Утром Найджел отправился выполнять возложенное на него поручение. Шел июнь месяц, стояла прекрасная погода. Найджел был молод, и на душе у него было легко и радостно, когда он ехал из Тилфорда в недальний городок Гилдфорд. Он сидел на своем огромном соловом боевом коне, а конь то играл под ним, то становился на дыбы, такой же горячий и веселый, как его хозяин. Вряд ли в то утро во всей Англии нашлась бы еще такая красивая, жизнерадостная пара. Справа песчаная дорога вела через ельник, и мягкий ветерок обдавал их смолистым запахом хвои, потом пошли вересковые холмы, они тянулись далеко с юга на север, безлюдные, невозделанные: земли на склонах были почти бесплодны и сухи. Найджел миновал Круксберийские луга, потом пустошь близ Патнема, и, следуя по песчаной тропе, углубился в заросли папоротника и вереска – он хотел выбраться на дорогу паломников там, где она от Фарнема и Сила сворачивает на восток. Рукой Найджел то и дело проверял седельную сумку, куда, надежно ее перевязав, он уложил бесценные сокровища леди Эрментруды. Перед его глазами мерно покачивалась крепкая рыже-бурая шея коня, всем телом он ощущал плавное, свободное движение животного, слышал глухой стук его копыт и готов был петь и кричать просто от переполнявшей его радости жизни.
Позади Найджела, на маленьком гнедом пони, еще недавно его единственной верховой лошади, ехал Сэмкин Эйлвард, лучник, принявший на себя обязанности слуги и телохранителя. Его могучий торс с широченными плечами, казалось, вот-вот перевесит и опрокинет маленькую лошадку, но он спокойно трусил, насвистывая веселую песенку, и пребывал в таком же прекрасном расположении духа, что и его хозяин. Встречные мужчины приветливо кивали веселому лучнику, женщины улыбались; сам же он ехал, большей частью повернув голову через плечо и провожая взглядом каждую юбку. Один только человек ответил ему не слишком любезно. Это был высокий седой старик с красными щеками, которого они повстречали на болоте.
– Доброго утра, дорогой отец! – закричал при виде его Эйлвард. – Как там у вас в Круксбери? Как новая черная корова и овцы из Элтона? А молочница Мэри? И вообще, как дела?
– Не тебе спрашивать, бездельник, – ответил старик. – Ты разорил уэверлийских монахов, у которых я арендую землю, и они хотят теперь выгнать меня с фермы. Правда, у меня есть еще три года сроку, и пусть они делают что угодно, только раньше я оттуда не уйду. Вот уж не думал, что когда-нибудь потеряю свой очаг из-за тебя, Сэмкин. И смотри, появись ты хоть раз в Круксбери, я выколочу пыль из твоей куртки здоровой орешиной, хоть ты вон какой вымахал.
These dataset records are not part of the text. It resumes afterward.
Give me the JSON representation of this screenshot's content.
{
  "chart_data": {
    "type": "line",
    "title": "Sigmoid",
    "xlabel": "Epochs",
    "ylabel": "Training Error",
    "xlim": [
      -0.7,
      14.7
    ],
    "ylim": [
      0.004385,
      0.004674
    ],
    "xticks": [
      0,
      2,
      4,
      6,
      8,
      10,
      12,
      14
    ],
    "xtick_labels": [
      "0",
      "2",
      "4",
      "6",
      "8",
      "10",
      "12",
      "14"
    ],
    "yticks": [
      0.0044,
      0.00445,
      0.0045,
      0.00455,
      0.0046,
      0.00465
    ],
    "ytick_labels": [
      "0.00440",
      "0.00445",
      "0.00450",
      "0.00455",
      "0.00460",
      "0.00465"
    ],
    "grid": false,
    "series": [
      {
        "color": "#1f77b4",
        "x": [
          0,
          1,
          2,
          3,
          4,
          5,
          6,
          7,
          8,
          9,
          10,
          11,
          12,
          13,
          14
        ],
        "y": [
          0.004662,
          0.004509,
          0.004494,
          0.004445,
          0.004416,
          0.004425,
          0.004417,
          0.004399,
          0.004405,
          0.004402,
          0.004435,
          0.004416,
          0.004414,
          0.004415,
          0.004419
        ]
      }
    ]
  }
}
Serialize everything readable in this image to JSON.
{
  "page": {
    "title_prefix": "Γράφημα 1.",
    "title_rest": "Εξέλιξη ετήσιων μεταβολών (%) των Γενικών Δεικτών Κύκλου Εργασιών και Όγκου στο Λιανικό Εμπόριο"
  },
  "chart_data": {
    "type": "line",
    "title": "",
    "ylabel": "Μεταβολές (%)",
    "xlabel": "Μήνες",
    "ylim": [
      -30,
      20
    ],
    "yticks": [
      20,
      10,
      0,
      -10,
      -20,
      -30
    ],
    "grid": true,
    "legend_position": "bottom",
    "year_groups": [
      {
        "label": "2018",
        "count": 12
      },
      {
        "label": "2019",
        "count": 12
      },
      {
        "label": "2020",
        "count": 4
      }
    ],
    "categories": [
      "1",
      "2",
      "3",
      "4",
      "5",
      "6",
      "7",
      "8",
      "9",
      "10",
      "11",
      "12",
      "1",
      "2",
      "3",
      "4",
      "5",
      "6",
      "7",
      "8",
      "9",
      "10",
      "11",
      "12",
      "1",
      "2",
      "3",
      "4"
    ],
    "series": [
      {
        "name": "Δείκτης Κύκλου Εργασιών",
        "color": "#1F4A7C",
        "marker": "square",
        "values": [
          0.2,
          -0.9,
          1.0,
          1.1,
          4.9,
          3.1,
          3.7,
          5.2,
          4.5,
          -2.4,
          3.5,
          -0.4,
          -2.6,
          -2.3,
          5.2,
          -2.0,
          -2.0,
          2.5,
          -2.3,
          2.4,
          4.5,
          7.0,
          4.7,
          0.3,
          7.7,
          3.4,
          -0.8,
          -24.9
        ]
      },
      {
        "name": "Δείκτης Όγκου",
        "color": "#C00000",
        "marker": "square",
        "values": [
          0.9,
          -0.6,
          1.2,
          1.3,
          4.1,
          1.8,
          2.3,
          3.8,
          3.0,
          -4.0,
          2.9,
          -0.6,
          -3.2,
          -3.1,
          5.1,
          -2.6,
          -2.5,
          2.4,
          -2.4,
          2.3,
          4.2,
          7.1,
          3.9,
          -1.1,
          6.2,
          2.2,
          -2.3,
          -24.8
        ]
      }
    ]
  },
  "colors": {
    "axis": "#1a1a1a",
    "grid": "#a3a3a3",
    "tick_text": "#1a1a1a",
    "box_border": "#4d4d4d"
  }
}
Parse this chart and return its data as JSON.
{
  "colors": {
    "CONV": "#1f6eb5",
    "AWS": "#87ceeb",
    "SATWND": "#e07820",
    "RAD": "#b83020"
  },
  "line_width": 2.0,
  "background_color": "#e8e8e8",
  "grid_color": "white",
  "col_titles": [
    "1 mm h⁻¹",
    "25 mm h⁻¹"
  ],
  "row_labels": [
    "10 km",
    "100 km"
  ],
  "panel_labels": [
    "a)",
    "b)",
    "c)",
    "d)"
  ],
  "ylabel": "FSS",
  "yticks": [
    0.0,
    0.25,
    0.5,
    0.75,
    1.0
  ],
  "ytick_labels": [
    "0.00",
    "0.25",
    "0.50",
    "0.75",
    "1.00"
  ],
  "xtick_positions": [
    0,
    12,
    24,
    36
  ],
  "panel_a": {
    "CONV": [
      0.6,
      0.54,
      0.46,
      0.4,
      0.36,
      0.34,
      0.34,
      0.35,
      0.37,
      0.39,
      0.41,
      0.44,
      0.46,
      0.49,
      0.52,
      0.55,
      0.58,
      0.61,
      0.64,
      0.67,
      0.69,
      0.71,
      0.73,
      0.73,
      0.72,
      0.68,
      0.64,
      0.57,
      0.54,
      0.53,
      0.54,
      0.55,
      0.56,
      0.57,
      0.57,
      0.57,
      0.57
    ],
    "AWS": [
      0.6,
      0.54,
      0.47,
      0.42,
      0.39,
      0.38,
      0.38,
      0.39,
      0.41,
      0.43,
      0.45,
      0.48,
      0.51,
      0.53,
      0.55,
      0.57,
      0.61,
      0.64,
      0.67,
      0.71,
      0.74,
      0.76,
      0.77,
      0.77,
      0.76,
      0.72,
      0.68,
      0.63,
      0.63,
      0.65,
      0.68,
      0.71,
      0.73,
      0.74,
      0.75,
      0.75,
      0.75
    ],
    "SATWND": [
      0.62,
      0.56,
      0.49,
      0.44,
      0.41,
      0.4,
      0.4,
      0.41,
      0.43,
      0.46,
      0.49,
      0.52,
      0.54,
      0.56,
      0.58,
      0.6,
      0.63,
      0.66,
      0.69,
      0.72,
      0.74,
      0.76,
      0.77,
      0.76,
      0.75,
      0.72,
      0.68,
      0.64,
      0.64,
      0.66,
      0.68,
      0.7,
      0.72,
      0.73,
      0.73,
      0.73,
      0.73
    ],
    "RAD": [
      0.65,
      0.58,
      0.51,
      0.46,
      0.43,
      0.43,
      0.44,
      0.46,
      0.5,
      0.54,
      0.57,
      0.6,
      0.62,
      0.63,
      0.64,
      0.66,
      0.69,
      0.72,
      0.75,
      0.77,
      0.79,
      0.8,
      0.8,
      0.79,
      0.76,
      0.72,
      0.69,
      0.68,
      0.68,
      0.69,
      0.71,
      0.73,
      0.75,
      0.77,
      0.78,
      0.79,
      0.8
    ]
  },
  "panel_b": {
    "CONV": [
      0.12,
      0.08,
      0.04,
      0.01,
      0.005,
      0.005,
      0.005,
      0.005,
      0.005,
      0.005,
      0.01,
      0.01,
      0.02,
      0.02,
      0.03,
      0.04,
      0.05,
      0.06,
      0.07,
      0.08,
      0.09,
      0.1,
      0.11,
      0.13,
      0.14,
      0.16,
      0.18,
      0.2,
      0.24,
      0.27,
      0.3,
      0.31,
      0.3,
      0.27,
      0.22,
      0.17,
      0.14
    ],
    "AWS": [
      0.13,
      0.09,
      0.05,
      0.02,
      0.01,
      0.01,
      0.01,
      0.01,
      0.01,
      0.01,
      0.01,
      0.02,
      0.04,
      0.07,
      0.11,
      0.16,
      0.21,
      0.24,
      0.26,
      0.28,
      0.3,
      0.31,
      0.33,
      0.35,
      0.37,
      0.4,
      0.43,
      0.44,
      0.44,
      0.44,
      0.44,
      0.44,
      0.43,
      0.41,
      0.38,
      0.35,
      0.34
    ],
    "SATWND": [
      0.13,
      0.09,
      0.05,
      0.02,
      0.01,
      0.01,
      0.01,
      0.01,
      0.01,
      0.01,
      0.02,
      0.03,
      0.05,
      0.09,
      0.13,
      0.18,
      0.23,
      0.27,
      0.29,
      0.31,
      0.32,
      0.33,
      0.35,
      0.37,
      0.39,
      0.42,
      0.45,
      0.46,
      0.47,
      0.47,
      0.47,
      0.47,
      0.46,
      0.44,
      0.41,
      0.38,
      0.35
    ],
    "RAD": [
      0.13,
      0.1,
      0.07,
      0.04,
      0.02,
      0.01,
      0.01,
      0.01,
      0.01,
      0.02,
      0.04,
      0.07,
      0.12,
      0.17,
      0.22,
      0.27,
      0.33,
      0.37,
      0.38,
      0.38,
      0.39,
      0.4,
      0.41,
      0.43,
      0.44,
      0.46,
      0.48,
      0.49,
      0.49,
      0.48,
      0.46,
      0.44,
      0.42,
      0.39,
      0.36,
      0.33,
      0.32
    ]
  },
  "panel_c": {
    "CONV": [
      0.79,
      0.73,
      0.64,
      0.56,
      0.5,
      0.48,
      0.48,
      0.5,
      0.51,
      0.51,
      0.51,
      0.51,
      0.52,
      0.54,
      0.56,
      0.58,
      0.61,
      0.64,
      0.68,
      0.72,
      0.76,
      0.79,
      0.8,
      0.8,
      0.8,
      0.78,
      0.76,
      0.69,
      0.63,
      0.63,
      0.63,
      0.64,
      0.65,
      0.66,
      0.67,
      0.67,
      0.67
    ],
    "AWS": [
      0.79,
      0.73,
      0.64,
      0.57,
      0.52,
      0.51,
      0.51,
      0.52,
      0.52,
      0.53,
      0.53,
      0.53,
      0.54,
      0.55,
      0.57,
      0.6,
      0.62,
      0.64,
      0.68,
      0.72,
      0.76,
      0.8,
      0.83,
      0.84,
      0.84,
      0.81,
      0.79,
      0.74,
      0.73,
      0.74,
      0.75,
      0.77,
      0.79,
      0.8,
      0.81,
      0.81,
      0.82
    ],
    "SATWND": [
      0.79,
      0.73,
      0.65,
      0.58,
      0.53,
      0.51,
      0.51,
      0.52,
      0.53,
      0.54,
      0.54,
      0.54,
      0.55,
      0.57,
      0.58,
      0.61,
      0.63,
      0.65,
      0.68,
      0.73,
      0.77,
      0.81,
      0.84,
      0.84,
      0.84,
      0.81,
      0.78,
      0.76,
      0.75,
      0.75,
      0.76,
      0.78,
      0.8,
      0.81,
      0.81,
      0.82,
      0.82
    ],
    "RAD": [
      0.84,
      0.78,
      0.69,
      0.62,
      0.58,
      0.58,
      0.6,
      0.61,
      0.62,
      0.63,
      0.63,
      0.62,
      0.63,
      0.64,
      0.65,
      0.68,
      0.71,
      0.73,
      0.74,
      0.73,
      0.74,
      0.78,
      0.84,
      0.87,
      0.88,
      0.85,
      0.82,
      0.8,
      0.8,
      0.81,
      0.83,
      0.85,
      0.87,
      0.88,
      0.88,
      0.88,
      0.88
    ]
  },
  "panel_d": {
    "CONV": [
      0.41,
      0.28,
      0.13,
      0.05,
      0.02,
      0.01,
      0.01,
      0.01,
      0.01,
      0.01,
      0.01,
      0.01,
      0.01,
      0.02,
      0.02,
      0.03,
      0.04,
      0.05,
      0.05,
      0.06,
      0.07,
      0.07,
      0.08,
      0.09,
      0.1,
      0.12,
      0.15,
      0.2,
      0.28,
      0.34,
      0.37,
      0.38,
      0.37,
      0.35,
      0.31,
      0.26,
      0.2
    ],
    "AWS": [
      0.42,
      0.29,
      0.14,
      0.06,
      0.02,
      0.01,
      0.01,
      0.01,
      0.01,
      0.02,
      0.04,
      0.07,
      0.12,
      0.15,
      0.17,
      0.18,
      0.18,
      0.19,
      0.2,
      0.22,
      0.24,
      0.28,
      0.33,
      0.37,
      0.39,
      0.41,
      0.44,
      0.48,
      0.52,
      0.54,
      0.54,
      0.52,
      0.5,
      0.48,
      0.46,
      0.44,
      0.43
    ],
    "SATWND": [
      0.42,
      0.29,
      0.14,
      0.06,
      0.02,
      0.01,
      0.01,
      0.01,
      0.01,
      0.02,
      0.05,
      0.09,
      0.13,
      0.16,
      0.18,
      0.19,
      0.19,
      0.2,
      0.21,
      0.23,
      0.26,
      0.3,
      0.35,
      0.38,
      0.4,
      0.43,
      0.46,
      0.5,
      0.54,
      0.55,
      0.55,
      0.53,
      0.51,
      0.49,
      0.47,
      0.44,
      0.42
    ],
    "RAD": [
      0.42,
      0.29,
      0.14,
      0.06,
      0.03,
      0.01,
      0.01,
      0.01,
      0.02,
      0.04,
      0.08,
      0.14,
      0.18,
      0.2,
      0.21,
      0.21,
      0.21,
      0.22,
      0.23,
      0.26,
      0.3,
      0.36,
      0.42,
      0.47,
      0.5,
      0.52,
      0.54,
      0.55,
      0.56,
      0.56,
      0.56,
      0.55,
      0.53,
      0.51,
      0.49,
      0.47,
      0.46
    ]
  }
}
– Тогда тебе придется заняться этим делом прямо завтра утром, добрый отец, – завтра я приеду к тебе. Только в Уэверли я не сделал ничего такого, чего не сделал бы ты сам. Посмотри мне в глаза, горячая ты голова, и скажи по совести: неужто ты стоял бы сложа руки и смотрел, как по приказу жирных монахов убивают последнего Лоринга? Вон он едет – голова гордо поднята, а душа витает в облаках. Если бы ты так поступил, я отказался бы от такого отца.
– Что ты, Сэмкин! Если все было, как ты говоришь, тогда ты и впрямь поступил как надо. Только ведь нелегко терять старую ферму, когда ты душой прирос к этой доброй, плодородной земле.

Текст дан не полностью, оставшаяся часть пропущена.